I don’t want to say he disdained walks, but Ichiro went to the plate to get a pitch to hit.

“He’d remember what you threw,” Kudo said. “If you threw a pitch outside the zone, he’d remember it and when you threw it again, he’d react to it. He could handle anything.”

He was not a hacker, but he existed to make things happen, to put the ball in play and challenge the fielders with his base running.

When Ichiro was in the field, it was the same game for him, robbing batters of hits, daring them to challenge his arm. It was all about action and imposing his will on the game, plain and simple.

It’s no surprise that a player obsessed with baseball’s history, who played a game that would have been right at home in baseball’s earliest year would be overly cautious about change. As new and different as he was to MLB fans, Ichiro was the living breathing embodiment of how exciting the core elements of the game could be in the hands of a dedicated master.

Former pitcher Satoru Komiyama, who faced off against Ichiro in Japan, said it was a matter of priorities.

Now, as manager of Waseda University’s baseball program, Komiyama has adopted a philosophy of letting players develop, hone and take ownership of their individual styles.
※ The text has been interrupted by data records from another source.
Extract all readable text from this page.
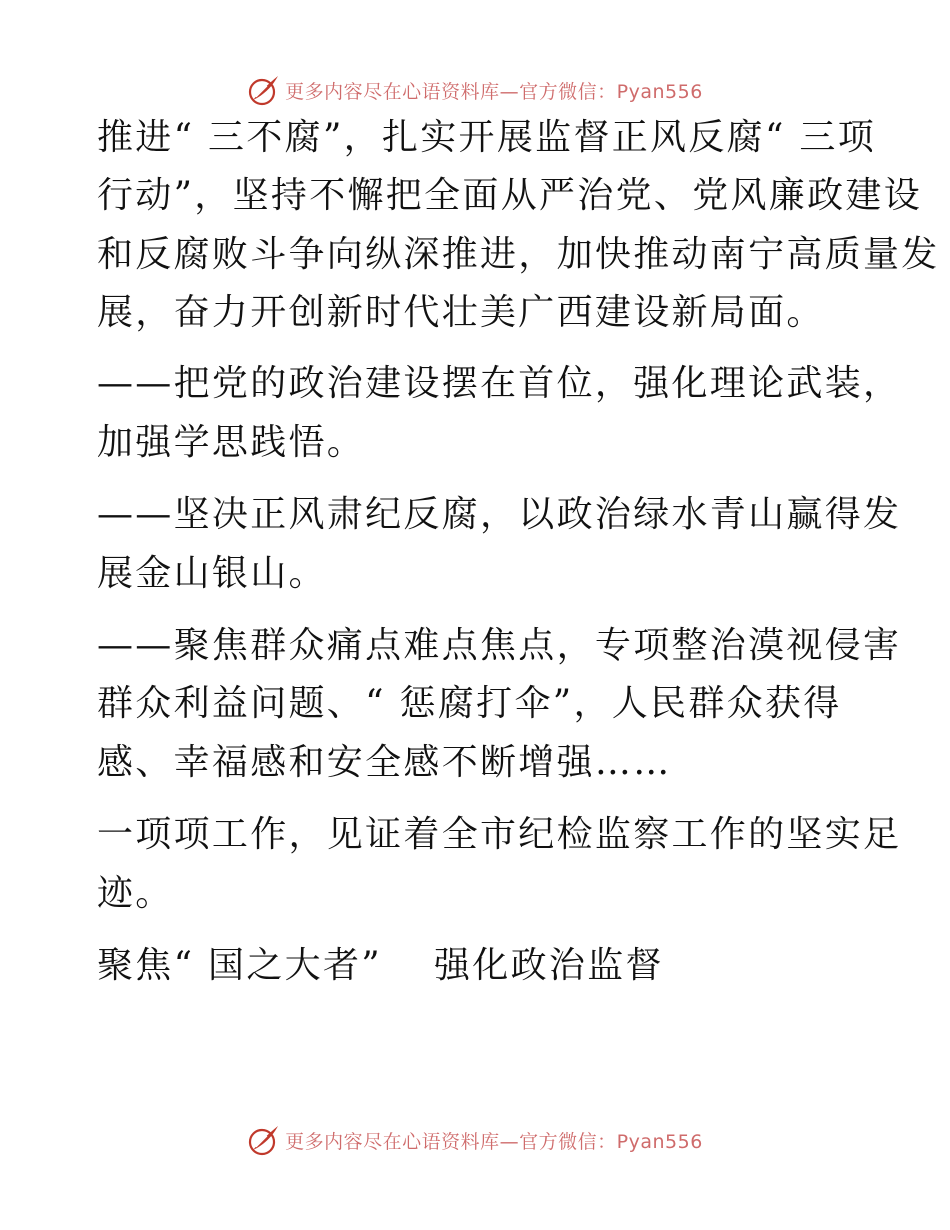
更多内容尽在心语资料库—官方微信：Pyan556
推进“ 三不腐”，扎实开展监督正风反腐“ 三项
行动”，坚持不懈把全面从严治党、党风廉政建设
和反腐败斗争向纵深推进，加快推动南宁高质量发
展，奋力开创新时代壮美广西建设新局面。
——把党的政治建设摆在首位，强化理论武装，
加强学思践悟。
——坚决正风肃纪反腐，以政治绿水青山赢得发
展金山银山。
——聚焦群众痛点难点焦点，专项整治漠视侵害
群众利益问题、“ 惩腐打伞”，人民群众获得
感、幸福感和安全感不断增强……
一项项工作，见证着全市纪检监察工作的坚实足
迹。
聚焦“ 国之大者”　 强化政治监督
更多内容尽在心语资料库—官方微信：Pyan556
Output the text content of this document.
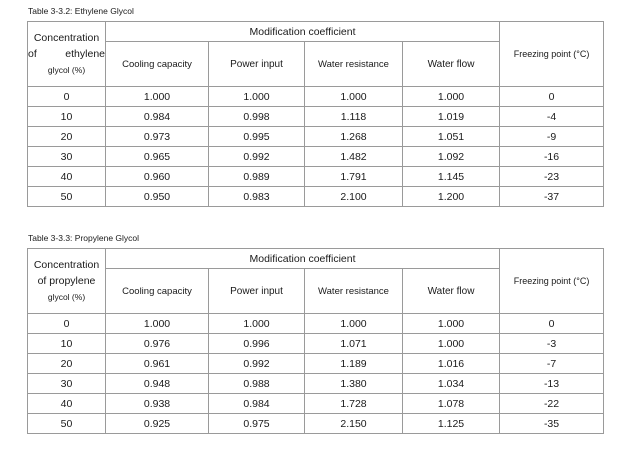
Table 3-3.2: Ethylene Glycol
Concentration
of ethylene
glycol (%)	Modification coefficient				Freezing point (°C)
	Cooling capacity	Power input	Water resistance	Water flow	
0	1.000	1.000	1.000	1.000	0
10	0.984	0.998	1.118	1.019	-4
20	0.973	0.995	1.268	1.051	-9
30	0.965	0.992	1.482	1.092	-16
40	0.960	0.989	1.791	1.145	-23
50	0.950	0.983	2.100	1.200	-37
Table 3-3.3: Propylene Glycol
Concentration
of propylene
glycol (%)	Modification coefficient				Freezing point (°C)
	Cooling capacity	Power input	Water resistance	Water flow	
0	1.000	1.000	1.000	1.000	0
10	0.976	0.996	1.071	1.000	-3
20	0.961	0.992	1.189	1.016	-7
30	0.948	0.988	1.380	1.034	-13
40	0.938	0.984	1.728	1.078	-22
50	0.925	0.975	2.150	1.125	-35
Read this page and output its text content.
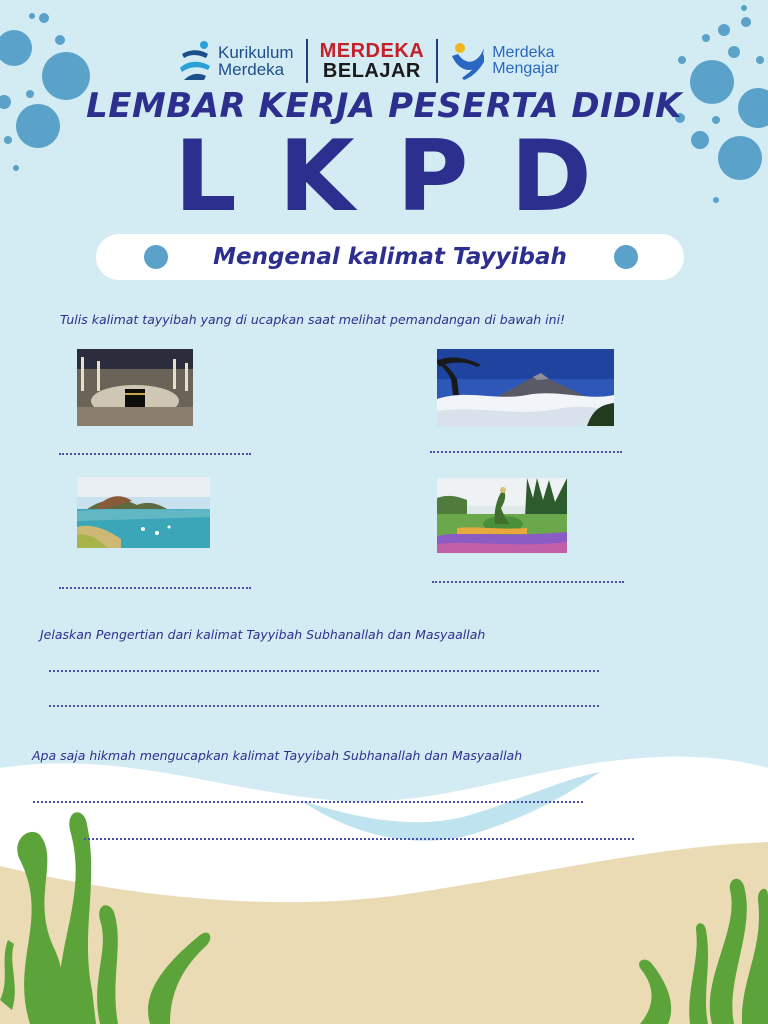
Kurikulum
Merdeka
MERDEKA
BELAJAR
Merdeka
Mengajar
LEMBAR KERJA PESERTA DIDIK
LKPD
Mengenal kalimat Tayyibah
Tulis kalimat tayyibah yang di ucapkan saat melihat pemandangan di bawah ini!
Jelaskan Pengertian dari kalimat Tayyibah Subhanallah dan Masyaallah
Apa saja hikmah mengucapkan kalimat Tayyibah Subhanallah dan Masyaallah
When asked about Ichiro’s influence on the game, he chose not to talk about his former rival’s stylistic departures but their shared philosophy about the importance of putting the bat to the ball.

“I believe that hitting the ball squarely 30 times out of 100 is better than hitting a 150-meter home run once in 100 times, so I think we should first develop hitters like that,” he said. “I think I share that same idea as Ichiro.”

“I think he (Ichiro) is a ‘child of baseball.’ Of course, the the great players of Japan’s past, Shigeo Nagashima, Sadaharu Oh, Katsuya Nomura, and so on were also amazing, but I think Ichiro is the best.”